Launched in 1957, Sputnik was the first man-made satellite to orbit the Earth. This unassuming four-legged sphere circled our planet for three months before disintegrating in the atmosphere and occasioned the awkward period we know as the Space Race, during which the Soviet Union and the USA competed for astronautic supremacy.
Thus Sputnik Bar in Vienna’s fancy first district has something of the vintage spacecraft: Bolstered curved leather seats, a stainless steel bar fitted with oversize bolts, stainless steel stools topped with leather, luminous tables, bright yellow toilets, wall lamps that resemble rotating sirens, and LED lights hidden in window frames that make frosted glass glow with a fade.

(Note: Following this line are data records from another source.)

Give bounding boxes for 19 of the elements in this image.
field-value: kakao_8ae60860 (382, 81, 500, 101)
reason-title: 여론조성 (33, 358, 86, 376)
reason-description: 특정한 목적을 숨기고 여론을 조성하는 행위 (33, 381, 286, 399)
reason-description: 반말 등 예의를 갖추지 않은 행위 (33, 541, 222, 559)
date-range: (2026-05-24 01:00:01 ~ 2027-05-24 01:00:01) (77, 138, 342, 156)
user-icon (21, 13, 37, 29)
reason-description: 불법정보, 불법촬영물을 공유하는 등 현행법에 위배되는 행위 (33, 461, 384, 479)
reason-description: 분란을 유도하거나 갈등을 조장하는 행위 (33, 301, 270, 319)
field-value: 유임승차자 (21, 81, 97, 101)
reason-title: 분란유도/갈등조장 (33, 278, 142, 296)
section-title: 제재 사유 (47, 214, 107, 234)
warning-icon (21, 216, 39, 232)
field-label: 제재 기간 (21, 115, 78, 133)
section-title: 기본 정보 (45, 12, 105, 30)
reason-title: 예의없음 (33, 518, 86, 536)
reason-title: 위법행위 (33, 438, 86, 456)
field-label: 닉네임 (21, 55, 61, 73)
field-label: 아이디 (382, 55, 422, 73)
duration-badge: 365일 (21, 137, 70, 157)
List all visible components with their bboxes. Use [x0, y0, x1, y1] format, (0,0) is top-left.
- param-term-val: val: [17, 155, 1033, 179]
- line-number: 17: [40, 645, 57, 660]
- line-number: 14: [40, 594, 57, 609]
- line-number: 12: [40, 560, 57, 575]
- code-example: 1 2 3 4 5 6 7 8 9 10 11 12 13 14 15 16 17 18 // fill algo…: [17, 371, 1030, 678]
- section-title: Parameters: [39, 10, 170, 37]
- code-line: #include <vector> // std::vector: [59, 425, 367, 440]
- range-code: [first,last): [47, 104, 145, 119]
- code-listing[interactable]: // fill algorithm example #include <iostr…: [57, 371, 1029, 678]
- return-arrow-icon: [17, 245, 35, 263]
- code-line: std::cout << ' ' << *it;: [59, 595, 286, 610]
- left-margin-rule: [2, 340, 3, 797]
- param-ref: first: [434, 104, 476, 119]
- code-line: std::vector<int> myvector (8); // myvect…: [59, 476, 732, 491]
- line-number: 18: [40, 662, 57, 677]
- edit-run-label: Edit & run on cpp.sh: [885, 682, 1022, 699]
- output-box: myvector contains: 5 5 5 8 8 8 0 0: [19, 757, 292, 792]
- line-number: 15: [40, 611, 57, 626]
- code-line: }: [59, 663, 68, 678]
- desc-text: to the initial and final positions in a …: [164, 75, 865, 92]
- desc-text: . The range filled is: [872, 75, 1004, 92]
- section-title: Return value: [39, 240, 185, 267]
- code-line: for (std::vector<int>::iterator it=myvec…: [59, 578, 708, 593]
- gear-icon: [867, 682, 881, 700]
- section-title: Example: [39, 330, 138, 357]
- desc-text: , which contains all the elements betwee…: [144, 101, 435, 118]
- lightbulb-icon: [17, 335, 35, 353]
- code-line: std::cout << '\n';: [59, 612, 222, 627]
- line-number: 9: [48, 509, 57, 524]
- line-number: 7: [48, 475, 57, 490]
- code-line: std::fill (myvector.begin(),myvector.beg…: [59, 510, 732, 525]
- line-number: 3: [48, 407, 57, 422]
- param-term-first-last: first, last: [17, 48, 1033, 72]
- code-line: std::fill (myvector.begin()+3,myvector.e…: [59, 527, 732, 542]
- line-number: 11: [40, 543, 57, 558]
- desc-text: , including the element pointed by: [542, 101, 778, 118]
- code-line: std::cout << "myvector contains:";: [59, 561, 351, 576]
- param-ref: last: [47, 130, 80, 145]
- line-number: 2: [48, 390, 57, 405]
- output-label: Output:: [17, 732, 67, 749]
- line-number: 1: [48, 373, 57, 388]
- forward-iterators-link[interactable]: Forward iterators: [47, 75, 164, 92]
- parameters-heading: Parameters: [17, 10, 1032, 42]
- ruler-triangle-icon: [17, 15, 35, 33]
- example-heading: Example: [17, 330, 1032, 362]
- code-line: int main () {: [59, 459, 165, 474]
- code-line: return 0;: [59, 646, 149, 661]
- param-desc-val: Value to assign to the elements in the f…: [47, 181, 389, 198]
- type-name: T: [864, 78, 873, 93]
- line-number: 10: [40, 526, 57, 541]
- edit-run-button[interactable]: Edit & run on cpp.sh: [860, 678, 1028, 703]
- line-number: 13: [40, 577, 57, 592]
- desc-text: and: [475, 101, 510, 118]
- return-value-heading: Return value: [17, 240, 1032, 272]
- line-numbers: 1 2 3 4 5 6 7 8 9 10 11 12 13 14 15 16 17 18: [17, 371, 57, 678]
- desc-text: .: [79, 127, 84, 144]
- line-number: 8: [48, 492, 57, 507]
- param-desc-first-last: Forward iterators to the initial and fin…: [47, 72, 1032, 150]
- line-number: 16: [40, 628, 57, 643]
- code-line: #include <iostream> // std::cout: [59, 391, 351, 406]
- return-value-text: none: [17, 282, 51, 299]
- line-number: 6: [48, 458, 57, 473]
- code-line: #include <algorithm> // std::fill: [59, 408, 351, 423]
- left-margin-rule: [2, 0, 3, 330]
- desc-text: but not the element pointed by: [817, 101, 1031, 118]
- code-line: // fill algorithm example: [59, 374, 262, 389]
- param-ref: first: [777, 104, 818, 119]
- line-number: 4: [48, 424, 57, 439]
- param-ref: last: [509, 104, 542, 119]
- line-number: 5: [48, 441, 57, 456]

It also has something of the American diner, more because of the spacecraft references than despite them – diners being susceptible to neophilia themselves. Sputnik’s circular seating suggests sociability that feels North American, and the stainless steel bar and stools evoke burgers and milkshakes as much as they evoke cocktails. America is also referenced, albeit indirectly, in the glow tables, as they allude to the ones Adolf Loos employed in his American Bar more than a hundred years ago in the same area of Vienna.
But the American and Space Race quotations avoid the extravagance common to the futuristic styles of the 50s and 60s. The fancies of Atompunk and Googie aesthetics are tempered by the advantage of hindsight, by full knowledge of the risks of science, pastel colors, and good old modern design.
The Prussian blue of the fire-rated acoustic panels is alleviating, especially where it meets the white of the staircase parapet wall - the contrast being almost Mediterranean. The white marble on the inbuilt seats and the brass hook hangers on the walls are further touches of timelessness that assuage the anxieties of the future.